2016 en musiques : nos tympans font le bilan
2016 en musiques : nos tympans font le bilan
Les critiques du « Monde » présentent leurs cinq albums préférés de l’année écoulée.
Du hip-hop au classique, le résumé d’une année musicale.
Pochette de « Malibu », d’Anderson .Paak. | Steel Wool Record
La sélection de Stéphanie Binet
Comme pour mieux répondre au chaos extérieur, le hip-hop mondial a ralenti le tempo, s’est réfugié dans les atmosphères cotonneuses en adoucissant sa poésie désenchantée, parfois acide. Découvert sur l’album Compton, de Dr Dre, en 2015, le chanteur soul-rock Anderson .Paak signe non seulement un disque solaire, mais a été de tous les bons projets de cette année, de SchoolBoy Q aux anciens A Tribe Called Quest, en passant par John Legend.
En replongeant dans le New York de son enfance, Alicia Keys retrouve les racines de sa culture afro-américaine, son âme et son énergie, tout comme le Canadien Drake se poste sur la tour la plus haute de son Toronto natal pour mieux s’imprégner de son cosmopolitisme. « Garde ta famille près de toi », chante-t-il en introduction de son quatrième album, Views, sorti par surprise comme la plupart des disques urbains cette année. S’il y en a en France qui ont suivi ce mot d’ordre à la lettre, ce sont bien les deux frères de PNL, la formation de rap français qui a su le mieux, en 2016, capter l’air du temps.
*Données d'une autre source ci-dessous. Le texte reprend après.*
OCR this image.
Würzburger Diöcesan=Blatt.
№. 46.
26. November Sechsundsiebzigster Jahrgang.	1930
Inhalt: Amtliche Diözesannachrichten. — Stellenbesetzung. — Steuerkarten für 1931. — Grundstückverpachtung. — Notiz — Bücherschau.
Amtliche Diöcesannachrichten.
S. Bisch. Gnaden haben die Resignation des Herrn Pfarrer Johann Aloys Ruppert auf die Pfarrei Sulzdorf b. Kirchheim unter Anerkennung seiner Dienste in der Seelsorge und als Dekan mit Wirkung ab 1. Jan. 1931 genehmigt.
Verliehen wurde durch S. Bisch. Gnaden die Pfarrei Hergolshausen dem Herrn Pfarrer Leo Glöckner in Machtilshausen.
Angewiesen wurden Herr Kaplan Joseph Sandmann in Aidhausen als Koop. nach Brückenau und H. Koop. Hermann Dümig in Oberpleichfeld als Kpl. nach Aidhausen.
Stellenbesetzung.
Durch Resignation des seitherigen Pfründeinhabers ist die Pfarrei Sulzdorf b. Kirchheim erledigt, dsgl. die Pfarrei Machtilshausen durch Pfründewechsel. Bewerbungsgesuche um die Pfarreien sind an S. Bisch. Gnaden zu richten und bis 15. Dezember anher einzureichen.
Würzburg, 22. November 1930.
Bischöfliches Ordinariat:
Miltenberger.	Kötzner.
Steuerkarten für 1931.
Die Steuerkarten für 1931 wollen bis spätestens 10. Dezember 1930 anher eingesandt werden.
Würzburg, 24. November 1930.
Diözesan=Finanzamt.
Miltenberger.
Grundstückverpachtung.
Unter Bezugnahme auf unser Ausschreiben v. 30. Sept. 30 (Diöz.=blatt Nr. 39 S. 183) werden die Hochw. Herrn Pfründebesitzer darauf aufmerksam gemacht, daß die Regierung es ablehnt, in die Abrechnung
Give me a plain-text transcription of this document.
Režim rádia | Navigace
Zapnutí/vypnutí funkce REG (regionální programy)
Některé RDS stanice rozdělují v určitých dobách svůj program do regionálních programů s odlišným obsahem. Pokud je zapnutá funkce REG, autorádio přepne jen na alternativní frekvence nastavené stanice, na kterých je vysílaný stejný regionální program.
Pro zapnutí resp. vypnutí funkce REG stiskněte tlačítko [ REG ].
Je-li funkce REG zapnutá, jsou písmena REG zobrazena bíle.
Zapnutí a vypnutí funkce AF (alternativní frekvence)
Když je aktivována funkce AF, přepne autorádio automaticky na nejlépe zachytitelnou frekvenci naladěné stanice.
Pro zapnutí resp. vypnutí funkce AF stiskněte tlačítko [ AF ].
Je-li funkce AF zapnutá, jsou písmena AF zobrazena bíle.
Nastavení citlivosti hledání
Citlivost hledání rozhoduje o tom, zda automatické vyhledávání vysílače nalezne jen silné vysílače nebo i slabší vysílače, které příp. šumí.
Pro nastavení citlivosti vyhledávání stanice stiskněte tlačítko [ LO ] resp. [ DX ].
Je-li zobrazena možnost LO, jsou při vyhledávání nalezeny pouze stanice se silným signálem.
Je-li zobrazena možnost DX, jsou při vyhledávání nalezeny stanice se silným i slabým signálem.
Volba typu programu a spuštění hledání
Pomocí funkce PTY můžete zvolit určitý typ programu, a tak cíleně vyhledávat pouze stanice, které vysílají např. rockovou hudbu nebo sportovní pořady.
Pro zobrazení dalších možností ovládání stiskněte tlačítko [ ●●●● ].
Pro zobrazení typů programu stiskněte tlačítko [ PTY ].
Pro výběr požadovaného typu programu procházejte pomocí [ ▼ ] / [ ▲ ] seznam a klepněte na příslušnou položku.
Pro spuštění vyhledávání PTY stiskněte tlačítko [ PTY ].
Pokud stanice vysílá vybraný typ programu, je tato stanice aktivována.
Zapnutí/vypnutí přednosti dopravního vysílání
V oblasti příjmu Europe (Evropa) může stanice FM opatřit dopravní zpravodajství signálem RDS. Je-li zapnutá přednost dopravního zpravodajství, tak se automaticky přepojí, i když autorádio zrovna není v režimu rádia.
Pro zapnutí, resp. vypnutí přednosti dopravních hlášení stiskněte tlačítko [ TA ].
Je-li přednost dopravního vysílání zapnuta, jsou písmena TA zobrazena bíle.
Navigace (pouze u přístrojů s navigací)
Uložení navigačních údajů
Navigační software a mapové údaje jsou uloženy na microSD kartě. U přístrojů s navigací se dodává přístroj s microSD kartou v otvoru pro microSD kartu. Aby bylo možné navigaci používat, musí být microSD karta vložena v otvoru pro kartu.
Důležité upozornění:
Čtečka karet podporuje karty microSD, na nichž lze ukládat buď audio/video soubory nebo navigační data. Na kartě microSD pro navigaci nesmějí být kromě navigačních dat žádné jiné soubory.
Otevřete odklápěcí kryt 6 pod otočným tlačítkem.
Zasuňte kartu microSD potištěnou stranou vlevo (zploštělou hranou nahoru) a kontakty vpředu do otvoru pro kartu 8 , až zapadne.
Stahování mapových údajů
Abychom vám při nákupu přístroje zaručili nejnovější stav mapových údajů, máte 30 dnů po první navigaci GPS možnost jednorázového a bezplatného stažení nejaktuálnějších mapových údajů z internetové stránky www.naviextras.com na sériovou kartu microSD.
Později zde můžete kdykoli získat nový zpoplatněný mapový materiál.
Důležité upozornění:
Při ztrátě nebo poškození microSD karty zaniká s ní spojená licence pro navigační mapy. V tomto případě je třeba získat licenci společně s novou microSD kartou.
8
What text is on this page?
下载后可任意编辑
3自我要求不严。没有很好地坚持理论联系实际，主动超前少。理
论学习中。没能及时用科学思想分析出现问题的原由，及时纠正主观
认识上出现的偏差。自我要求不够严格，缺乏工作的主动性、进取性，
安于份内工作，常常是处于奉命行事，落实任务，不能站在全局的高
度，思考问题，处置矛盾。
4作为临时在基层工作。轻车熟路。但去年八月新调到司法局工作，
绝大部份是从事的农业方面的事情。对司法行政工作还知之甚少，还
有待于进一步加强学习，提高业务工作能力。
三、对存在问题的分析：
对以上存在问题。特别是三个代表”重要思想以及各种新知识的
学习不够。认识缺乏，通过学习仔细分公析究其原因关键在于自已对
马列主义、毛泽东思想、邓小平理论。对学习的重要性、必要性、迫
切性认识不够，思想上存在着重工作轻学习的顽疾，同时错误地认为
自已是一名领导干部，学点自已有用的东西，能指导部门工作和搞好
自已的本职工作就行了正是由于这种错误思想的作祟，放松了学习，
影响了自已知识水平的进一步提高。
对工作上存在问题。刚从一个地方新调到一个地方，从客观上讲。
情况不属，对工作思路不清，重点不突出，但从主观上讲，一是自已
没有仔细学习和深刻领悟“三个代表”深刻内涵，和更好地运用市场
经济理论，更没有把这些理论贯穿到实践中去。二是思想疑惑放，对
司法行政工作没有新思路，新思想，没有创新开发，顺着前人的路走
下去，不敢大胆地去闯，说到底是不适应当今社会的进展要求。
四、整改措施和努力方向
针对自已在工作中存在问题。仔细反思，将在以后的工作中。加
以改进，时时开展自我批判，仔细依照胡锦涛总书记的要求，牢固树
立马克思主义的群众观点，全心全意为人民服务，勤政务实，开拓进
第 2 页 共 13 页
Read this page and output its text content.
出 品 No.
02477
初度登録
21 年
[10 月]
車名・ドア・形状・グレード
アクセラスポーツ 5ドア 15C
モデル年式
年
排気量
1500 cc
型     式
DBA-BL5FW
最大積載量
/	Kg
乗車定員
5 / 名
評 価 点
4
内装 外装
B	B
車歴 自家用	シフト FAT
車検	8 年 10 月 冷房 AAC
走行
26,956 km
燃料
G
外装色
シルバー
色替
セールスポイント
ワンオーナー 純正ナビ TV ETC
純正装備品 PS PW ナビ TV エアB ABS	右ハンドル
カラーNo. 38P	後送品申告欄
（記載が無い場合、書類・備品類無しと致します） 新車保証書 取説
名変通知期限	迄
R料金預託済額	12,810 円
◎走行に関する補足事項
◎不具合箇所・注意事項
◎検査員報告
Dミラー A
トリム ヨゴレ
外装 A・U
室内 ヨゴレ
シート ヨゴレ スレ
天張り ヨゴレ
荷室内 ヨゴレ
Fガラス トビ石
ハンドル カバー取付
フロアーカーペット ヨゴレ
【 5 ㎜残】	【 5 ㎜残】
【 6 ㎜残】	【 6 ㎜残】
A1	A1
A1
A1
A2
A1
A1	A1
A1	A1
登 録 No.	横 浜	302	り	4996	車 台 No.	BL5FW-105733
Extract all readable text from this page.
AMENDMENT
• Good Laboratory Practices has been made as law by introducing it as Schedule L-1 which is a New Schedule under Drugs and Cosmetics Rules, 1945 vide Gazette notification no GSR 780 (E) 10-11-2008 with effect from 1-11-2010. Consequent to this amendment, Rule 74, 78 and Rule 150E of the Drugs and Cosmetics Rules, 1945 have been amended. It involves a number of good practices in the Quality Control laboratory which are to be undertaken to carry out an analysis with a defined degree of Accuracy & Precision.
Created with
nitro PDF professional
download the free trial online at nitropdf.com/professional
Militante, acerbe, avec une furieuse envie d’être acceptée dans toute sa complexité et toute son identité noire, la sœur de Beyoncé, Solange, propose un R & B intense, nourri de la colère du mouvement Black Lives Matter.
1) Malibu, d’Anderson .Paak (Steel Wool Records)
2) Here, d’Alicia Keys (RCA/Sony Records)
3) Views, de Drake (Def Jam/Universal Music)
4) Dans la légende, de PNL (QLF Records/Musicast)
5) A Seat at The Table, de Solange (Columbia/Sony Music)
Pochette de « The Party », d’Andy Shauf. | ANTI/PIAS
La sélection de Stéphane Davet
Pour fêter cette fin d’année loin des beuveries et des indigestions, quoi de mieux que The Party, quintessence d’un art du songwriting voué à la délicatesse mélodique et à la finesse d’observation. En orfèvre du spleen, le Canadien Andy Shauf y distille une tendresse mélancolique qui se pare de multiples subtilités décoratives. Un sens des arrangements que Benjamin Biolay déploie, lui, en croisant orchestrations opulentes et sensualité argentine dans un Palermo Hollywood retrouvant le panache de La Superbe et témoignant de l’excellente tenue de la production francophone 2016 (des albums comme Recto Verso de Paradis, A présent de Vincent Delerm, Le Film de Katerine, Mystère de La Femme ou Dans la légende de PNL se distinguant également).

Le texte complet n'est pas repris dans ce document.